Why founders build the wrong thing
Founders who build the wrong thing aren't bad at execution.
They're often excellent at execution. They ship fast, iterate, listen to users. But they've defined the problem incorrectly from the start, and all that execution compounds in the wrong direction.
Six months of excellent execution on the wrong definition produces a well-built product nobody needs.
Here's how it happens — and how to catch it before the six months are gone.
Cause 1: The founder solved their own problem
This is the most common one. And it starts with a genuine advantage.
You have a problem. You understand it viscerally. You can build the solution. The first version is good because you're building for someone you know perfectly: yourself.
The trap: you assume others have the same problem in the same way.
But your problem is shaped by your context — your industry, your role, your tools, your workflow, your tolerance for technical complexity. Others in "the same" situation have meaningfully different problems.
The founder who builds an invoicing tool because they hate their current one discovers: what they hated about it is exactly what their accountant loves. The "obvious improvement" was only obvious from one vantage point.
The check: talk to 10 people who are not you before building. Ask them to describe their current workflow. Don't describe your solution. If they describe a pain that matches yours: you have a market. If they describe a different pain: you need to reconsider the definition. This is the essence of how to know if you're building for a real problem — checking all four criteria before committing to a direction.
Cause 2: The solution was mistaken for the problem
"Our users asked for a CSV export."
So the team builds a CSV export. Users don't use it. Turns out what users needed was to share data with colleagues — CSV was their proposed solution, not their actual need.
The real need: a sharing feature, or an API, or a Slack integration. The built thing: a CSV export that nobody opens.
Requests are symptoms. Always ask: what are you trying to do when you need this?
You've been reading about validation. Take 60 seconds and do it.
The answer is the problem. The request is one possible solution. Build for the problem. You may find a better solution than the one requested. This is the same distinction why intuition is killing your product makes — intuition pattern-matches to solutions, but evidence reveals the underlying need.

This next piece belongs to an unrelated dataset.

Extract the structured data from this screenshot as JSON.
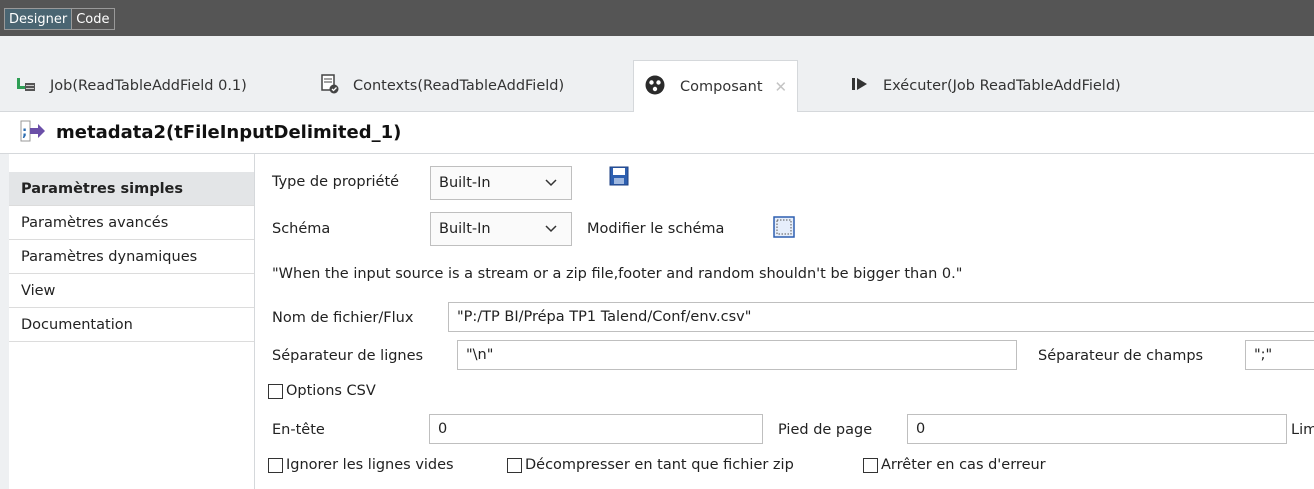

Cause 3: The vocal minority drowned out the silent majority
Every product has a small group of users who communicate constantly. They open tickets, attend webinars, reply to emails, attend conferences.
These users are valuable — but they are not representative.

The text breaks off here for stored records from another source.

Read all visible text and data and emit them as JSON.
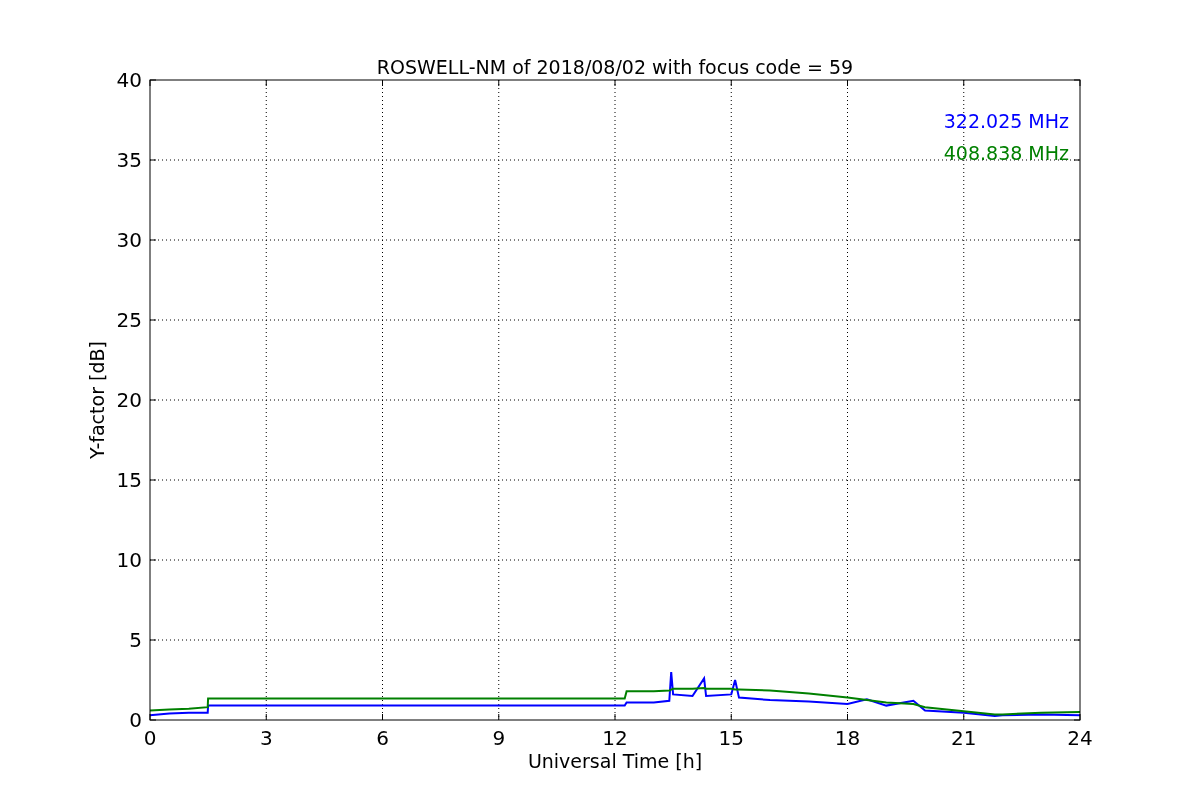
{
  "chart_data": {
    "type": "line",
    "title": "ROSWELL-NM of 2018/08/02 with focus code = 59",
    "xlabel": "Universal Time [h]",
    "ylabel": "Y-factor [dB]",
    "x": [
      0,
      0.5,
      1,
      1.49,
      1.5,
      6,
      12.25,
      12.3,
      13,
      13.4,
      13.45,
      13.5,
      14,
      14.3,
      14.35,
      15,
      15.1,
      15.2,
      16,
      17,
      18,
      18.5,
      19,
      19.7,
      20,
      21,
      21.8,
      22,
      23,
      24
    ],
    "series": [
      {
        "name": "322.025 MHz",
        "color": "#0000ff",
        "values": [
          0.3,
          0.4,
          0.45,
          0.45,
          0.9,
          0.9,
          0.9,
          1.1,
          1.1,
          1.2,
          3.0,
          1.6,
          1.5,
          2.6,
          1.5,
          1.6,
          2.5,
          1.4,
          1.25,
          1.15,
          1.0,
          1.3,
          0.9,
          1.2,
          0.6,
          0.45,
          0.25,
          0.3,
          0.35,
          0.3
        ]
      },
      {
        "name": "408.838 MHz",
        "color": "#008000",
        "values": [
          0.6,
          0.65,
          0.7,
          0.8,
          1.35,
          1.35,
          1.35,
          1.8,
          1.8,
          1.85,
          1.9,
          1.95,
          1.95,
          2.0,
          1.95,
          1.95,
          1.9,
          1.9,
          1.85,
          1.65,
          1.4,
          1.25,
          1.1,
          1.0,
          0.8,
          0.55,
          0.35,
          0.35,
          0.45,
          0.5
        ]
      }
    ],
    "xlim": [
      0,
      24
    ],
    "ylim": [
      0,
      40
    ],
    "xticks": [
      0,
      3,
      6,
      9,
      12,
      15,
      18,
      21,
      24
    ],
    "yticks": [
      0,
      5,
      10,
      15,
      20,
      25,
      30,
      35,
      40
    ],
    "grid": true
  }
}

They're the power users, the edge cases, the most demanding segment. What they want is often different from what typical users need.
A team that builds primarily from vocal-minority feedback ends up with a product optimized for 5% of users at the cost of the other 95%.
The check: when a loud user requests something, ask: how many of our silent users have the same problem? Check support tickets, usage data, churn reasons. If the vocal user is alone: their request is feedback, not direction.
Cause 4: Competitor mimicry replaced original thinking
"[Competitor] just launched X, we need to respond."
This is how product teams end up building the same product as everyone else — while telling themselves they're differentiating.
The competitor launched X because X made sense for their customers, their positioning, their sales motion. It may not make sense for yours.
Competitive awareness is important. Competitive mimicry destroys original products. Every time "they built X" drives a roadmap decision, ask: do our users need X? Do we have evidence of that need in our own data?
If yes: build it. If no: acknowledge the competitor, move on.
Cause 5: The wrong success metric
A founder measures signups. The product optimizes for signup volume. Acquisition improves. Retention craters. The company grows and dies simultaneously.
The metric you optimize toward shapes what gets built. If the metric doesn't measure the thing that matters — the product ends up built for the metric, not the outcome.
Signup count doesn't measure whether users get value. DAU doesn't measure whether the product is solving the right problem. Revenue doesn't measure whether customers will renew.
The check: identify the metric that most closely predicts long-term success for your specific product. For B2B SaaS: probably retention at 90 days. For consumer: weekly active usage. Build for that metric. Measure everything else as context.
The pattern under all five causes
Every cause has the same shape: the founder substituted a proxy for the real thing.
Their own experience instead of customers' experience. A requested solution instead of the underlying problem. Vocal feedback instead of representative feedback. Competitor behavior instead of customer evidence. A measurable metric instead of the outcome that matters.
The antidote to every proxy is the same: get closer to the actual thing. How to get out of your head and into the market gives you the weekly practice for doing exactly that — replacing internal reasoning with external signal.
Talk to real customers, not loud ones. Listen for problems, not solutions. Measure the outcome that matters, not the one that's easy to count.
It sounds obvious. Most teams don't do it consistently. The ones that do build products people actually need.